佛吼 Buddha's nāda, or roar, Buddha's preaching compared to a lion's roar

師子國 Simhala, Ceylon, the kingdom reputed to be founded by Simha, first an Indian merchant, later king of the country, who overcame the 'demons' of Ceylon and conquered the island.

師子座 (or 師子牀) Simhāsana. A lion throne, or couch. A Buddha throne, or seat; wherever the Buddha sits, even the bare ground; a royal throne.

師子奮迅 The lion aroused to anger, i.e. the Buddha's power of arousing awe.

師子尊者 師子比丘 Āryasimha, or Simha-bhiku.

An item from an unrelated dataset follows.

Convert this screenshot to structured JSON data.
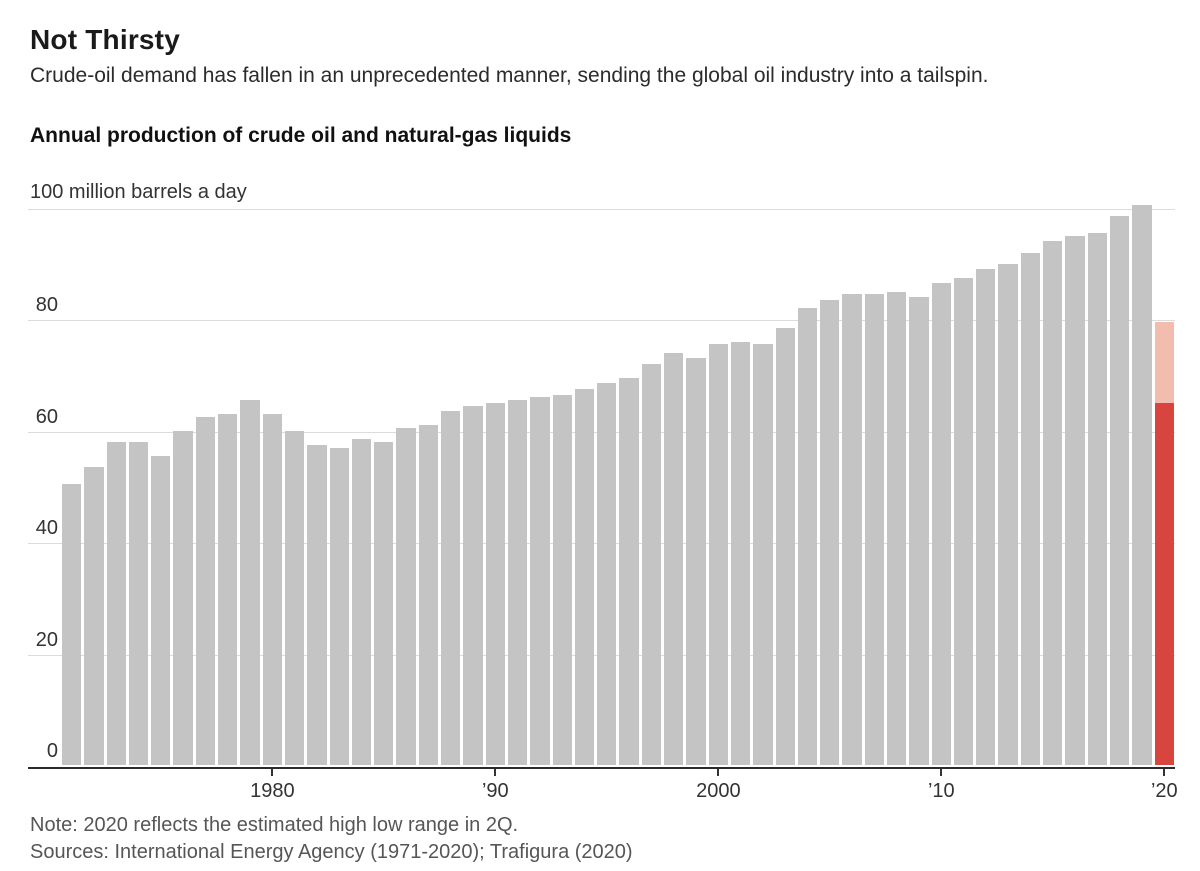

The 23rd or 24th patriarch, brahman by birth; a native of Central India; laboured in Kashmir, where he died a martyr A.D. 259.

師子王 Simhanadraja: The lion king, The Buddha.

師子相 Simdhadhvaja; 'lion-flag,' a Buddha south-east of our universe, fourth son of Mahābhijña.

師子冑 or 師子鎧 Harivarman, to whom the 成實論 Satyasiddhi-śāstra is ascribed.

師子身中蟲 Just as no animal eats a dead lion, but it is destroyed by worms produced within itself, so no outside force can destroy Buddhism, only evil monks within it can destroy it.

師子遊戲三昧 The joyous Samādhi which is likened to the play of the lion with his prey. When a Buddha enters this degree of Samādhi he causes the earth to tremble, and the purgatories to give up their inmates.

師子音 Simhaghoma; 'lion's voice,' a Buddha south-east of our universe, third son of Mahābhijña

師子音 "Guru with a Lion's voice" also 師子吼 or 獅子吼 as "Guru Lion's Roar" BOTH names for Padmasambhava - the Lotus Born (called Guru Rinpoche) the Patriarch of Tantric Buddhism to Tibet.